The style of still-life painting she perfected, working in gouache on vellum, was characterised by brilliant colours; the forms of blooms and fruit were usually built up meticulously with minute dots of paint and it was through such a precise technique that she was able to convey an unerring sensitivity to nuances of texture and form. She must have worked slowly and the fruit and flowers matured under her gaze; leaves wither, figs split open, cherries and peaches are at their most splendid, and strawberries and artichokes have to be eaten soon. Her paintings are carefully composed, often with a strong decorative sensibility, and feature a fascinating combination of native flora and fauna along with exotic additions that allude to the wealth and horticultural skills of her Medici patrons.
In terms of the evolution of Tuscan botanical illustration and still-life painting Garzoni’s career falls between that of Jacopo Ligozzi (1547–1626) and the later, refulgent creations of Bartolomeo Bimbi (1648–1729). It is with the restraint and elegance of Ligozzi’s work, however, that she has far more in common. His botanical studies conformed to the pictorial conventions established for herbals, and she certainly worked in this manner, but she also painted more expansively, creating independent still lifes and inferring the passage of time and a far wider set of cultural references: the chips on bowls and bloom on fruit, which is just about to pass the point at which it would be edible, are lovingly recorded. Flies, butterflies, snails, grasshoppers and occasionally birds land on the tables where her subjects are laid out for scrutiny. Touches of the exotic also appear, including shells from the Pacific, Chinese vases, English dogs and species of flowers and vegetables from the Americas cultivated in Europe, at great expense.

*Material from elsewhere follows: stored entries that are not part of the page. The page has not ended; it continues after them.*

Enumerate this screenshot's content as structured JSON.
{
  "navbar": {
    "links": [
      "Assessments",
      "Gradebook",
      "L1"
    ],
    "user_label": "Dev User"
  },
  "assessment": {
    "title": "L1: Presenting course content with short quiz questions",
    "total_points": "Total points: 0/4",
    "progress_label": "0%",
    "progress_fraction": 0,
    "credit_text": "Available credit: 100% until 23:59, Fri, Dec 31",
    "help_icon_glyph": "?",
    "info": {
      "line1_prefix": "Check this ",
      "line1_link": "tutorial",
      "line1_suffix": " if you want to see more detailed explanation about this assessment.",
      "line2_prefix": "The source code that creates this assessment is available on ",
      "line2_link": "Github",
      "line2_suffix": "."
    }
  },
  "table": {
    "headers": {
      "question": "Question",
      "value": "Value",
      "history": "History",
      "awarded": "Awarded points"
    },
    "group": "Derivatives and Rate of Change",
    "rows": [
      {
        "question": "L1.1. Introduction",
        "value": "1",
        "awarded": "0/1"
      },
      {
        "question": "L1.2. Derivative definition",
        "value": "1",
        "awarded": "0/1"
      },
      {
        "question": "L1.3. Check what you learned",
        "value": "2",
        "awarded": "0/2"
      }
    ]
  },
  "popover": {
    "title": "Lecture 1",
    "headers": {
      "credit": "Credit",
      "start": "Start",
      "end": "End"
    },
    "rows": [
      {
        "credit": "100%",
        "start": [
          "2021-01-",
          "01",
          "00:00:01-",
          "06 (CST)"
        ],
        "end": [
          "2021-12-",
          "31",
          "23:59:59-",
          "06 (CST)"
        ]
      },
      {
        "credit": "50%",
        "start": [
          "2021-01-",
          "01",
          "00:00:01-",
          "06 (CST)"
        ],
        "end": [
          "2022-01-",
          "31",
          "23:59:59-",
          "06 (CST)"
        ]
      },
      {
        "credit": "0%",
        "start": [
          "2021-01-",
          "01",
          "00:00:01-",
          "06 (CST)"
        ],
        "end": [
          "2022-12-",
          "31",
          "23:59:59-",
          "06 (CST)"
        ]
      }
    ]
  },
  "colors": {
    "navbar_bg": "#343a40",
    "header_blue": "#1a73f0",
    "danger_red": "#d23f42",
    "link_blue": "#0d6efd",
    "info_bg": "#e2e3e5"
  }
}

During the reign of Ferdinand his botanical gardens were restored, flowers became a decorative feature in the interiors of the Palazzo Pitti and still-life paintings from the Netherlands and Flanders entered the Medici collections. It was in this environment of floral fever that Garzoni’s studies became highly valued and related to wider, burgeoning international trends in exploration, horticulture, collecting and classification. But her mature works are never just sterile illustrations; they have a sensory immediacy and it’s not hard to see why they were so highly prized by scientists and art collectors.
Garzoni has gradually become better known since the 1960s, with her paintings featuring in exhibitions of still lifes and scholarly reappraisals, being snapped up when they occasionally appear at auction, and being used to illustrate Tuscan cookbooks. At a time when other women artists of the 16th and 17th centuries, such as Artemisia Gentileschi, are being reappraised, it’s appropriate to pay new attention to Garzoni’s quieter but nonetheless compelling art, which embodies a powerful sense of curiosity about the giddying variety of the natural world and distils it into images of great sophistication and immense charm.
‘The Greatness of the Universe in the Art of Giovanna Garzoni’ is at the Palazzo Pitti, Florence, until 28 June.